C’est un livre facile à lire et très prenant mais qui ressemble plus à un long article de presse qu’à un roman. Malgré ce bémol, je dois dire que j’apprécie beaucoup le courage de l’écrivaine pour nous dire qu’il faut parfois douter de la parole des enfants et des adolescents, recevoir leurs témoignages demande sûrement beaucoup d’intelligence et de délicatesse car il est certain que les jeunes sont le plus souvent victimes, même s’ils sont aussi, parfois, menteurs.

 

Citation

Description des cours de justice .

 Ces juges, plus ça va, plus je les hais. Bornés, biberonnés à la moraline. Et lâche avec ça. Y a plus que des bonnes femmes de toutes manières. Les derniers mec que tu croises dans les couloirs, ils ont un balai et un seau à la main. Et les jeunes, elles sont pires. Non, mais tu les as vus, avec leurs baskets ? elle juge en bas-kets ! Les jurés, c’est pareil. Gavés de séries télé. Ils t’écoutent. Ils te regardent avec l’air de tout savoir mieux que toi, parce qu’ils ont vu l’intégrale des « faites entrer l’accusé ». Plus moyen de les faire douter. Ils ont trop peur de se faire engueuler. Quand je pense à tout ceux que je faisais acquitter avant ! Et, crois moi, il y avait une palanquée de coupable là-dedans… dis, tu crois que je suis vraiment trop vieux ?

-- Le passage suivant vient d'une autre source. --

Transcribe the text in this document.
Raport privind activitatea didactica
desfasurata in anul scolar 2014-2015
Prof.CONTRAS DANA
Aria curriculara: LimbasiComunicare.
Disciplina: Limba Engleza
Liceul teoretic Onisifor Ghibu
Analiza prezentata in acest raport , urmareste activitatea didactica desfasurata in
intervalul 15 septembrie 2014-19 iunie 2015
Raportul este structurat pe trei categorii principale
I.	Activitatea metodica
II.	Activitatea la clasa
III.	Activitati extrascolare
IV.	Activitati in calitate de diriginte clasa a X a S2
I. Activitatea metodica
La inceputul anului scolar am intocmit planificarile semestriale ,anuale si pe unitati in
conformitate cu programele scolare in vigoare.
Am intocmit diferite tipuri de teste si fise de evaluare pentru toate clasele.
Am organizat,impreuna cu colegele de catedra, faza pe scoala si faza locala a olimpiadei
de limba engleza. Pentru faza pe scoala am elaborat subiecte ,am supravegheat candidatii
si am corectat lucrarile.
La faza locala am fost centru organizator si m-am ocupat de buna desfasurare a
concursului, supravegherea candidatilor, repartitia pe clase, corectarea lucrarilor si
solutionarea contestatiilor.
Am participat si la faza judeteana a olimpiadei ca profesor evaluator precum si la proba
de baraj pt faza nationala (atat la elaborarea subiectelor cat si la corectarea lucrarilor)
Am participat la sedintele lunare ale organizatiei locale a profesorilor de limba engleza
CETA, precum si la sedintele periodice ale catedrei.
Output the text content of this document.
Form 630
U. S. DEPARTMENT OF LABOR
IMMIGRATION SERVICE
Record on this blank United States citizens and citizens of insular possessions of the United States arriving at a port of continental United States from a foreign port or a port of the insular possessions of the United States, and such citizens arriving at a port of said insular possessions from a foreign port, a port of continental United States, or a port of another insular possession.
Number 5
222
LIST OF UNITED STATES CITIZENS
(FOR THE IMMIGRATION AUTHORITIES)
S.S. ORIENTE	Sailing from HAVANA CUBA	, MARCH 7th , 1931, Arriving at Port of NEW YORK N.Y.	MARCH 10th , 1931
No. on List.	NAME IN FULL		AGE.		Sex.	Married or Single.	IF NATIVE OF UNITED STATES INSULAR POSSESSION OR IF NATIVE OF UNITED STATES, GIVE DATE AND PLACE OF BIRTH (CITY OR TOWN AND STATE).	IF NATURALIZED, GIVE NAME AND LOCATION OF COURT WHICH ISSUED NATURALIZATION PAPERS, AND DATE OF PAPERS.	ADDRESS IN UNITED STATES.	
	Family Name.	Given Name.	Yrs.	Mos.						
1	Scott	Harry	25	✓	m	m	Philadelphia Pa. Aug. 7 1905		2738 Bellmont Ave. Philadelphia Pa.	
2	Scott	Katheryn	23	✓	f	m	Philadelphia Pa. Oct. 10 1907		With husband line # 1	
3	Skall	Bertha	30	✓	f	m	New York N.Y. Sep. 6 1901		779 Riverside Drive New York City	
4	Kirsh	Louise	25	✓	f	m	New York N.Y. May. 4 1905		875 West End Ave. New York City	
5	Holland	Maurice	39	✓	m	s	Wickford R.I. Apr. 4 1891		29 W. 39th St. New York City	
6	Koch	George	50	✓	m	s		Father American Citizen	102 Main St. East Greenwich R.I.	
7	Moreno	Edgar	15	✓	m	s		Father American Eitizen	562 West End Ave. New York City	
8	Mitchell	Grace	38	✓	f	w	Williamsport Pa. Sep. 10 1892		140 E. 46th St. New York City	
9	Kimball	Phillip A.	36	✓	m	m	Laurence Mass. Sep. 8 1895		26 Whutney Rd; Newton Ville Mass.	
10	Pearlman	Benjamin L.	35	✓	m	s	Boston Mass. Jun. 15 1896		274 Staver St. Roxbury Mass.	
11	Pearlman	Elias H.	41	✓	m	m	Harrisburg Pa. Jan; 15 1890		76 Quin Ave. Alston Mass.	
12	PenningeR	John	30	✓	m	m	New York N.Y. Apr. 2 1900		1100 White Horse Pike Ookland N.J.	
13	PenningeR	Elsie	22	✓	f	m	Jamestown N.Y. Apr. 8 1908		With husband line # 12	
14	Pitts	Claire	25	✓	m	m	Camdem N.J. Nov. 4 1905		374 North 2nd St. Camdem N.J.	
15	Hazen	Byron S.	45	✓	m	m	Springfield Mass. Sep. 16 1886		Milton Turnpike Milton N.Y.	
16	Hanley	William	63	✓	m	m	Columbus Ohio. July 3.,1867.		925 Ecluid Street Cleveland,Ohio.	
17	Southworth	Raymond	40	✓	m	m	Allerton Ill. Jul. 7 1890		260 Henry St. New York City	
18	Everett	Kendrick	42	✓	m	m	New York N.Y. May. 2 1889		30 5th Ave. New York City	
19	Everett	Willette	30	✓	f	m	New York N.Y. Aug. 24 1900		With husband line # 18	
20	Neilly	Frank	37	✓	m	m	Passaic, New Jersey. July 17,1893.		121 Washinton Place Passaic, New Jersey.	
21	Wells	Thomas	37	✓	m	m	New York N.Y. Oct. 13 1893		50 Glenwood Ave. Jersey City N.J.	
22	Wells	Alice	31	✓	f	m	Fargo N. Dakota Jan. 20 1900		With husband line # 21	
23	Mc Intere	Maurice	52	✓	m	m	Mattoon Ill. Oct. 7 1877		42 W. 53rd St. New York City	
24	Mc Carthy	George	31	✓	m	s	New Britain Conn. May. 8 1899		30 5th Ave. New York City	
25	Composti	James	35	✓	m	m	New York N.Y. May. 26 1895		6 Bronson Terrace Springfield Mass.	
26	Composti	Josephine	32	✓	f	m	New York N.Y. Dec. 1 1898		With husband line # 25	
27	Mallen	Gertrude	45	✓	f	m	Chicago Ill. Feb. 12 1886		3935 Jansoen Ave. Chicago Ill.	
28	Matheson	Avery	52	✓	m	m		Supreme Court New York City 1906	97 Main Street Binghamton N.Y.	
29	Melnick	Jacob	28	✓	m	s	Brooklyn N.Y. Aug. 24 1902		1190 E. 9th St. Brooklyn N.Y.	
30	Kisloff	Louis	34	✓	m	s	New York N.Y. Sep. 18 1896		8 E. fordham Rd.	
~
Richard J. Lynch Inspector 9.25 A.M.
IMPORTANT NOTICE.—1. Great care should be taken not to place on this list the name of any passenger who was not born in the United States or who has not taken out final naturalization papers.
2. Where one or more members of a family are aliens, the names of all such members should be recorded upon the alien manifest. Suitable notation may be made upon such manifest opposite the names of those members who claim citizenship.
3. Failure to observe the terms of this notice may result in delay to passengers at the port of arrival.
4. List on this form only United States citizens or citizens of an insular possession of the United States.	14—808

Ce livre attendait une occasion pour être « re » lu car j’avais déjà lu et commenté « L’affaire » le 19 juin 2015 !. Un problème de santé m’a obligée à ralentir mes activités et quel plaisir alors d’avoir une liseuse sur laquelle je mets des livres qui n’attendent que mon bon plaisir. J’ai adoré cette lecture et cela m’a fait oublier tous mes tracas. Quand je rédige cet article, j’apprends la mort de Jean-Denis Bredin triste coïncidence !

Ce livre décrit avec minutie toute l’affaire Dreyfus et cette incroyable injustice que cet homme a subi. On n’aurait bien du mal à comprendre le pourquoi de « l’Affaire » si on ne connaît pas le contexte. Et c’est tout le talent de ce grand historien, avocat et écrivain : Jean-Denis Bredin, de nous permettre de comprendre l’état de la société française dans lequel s’est déroulée l’affaire Dreyfus.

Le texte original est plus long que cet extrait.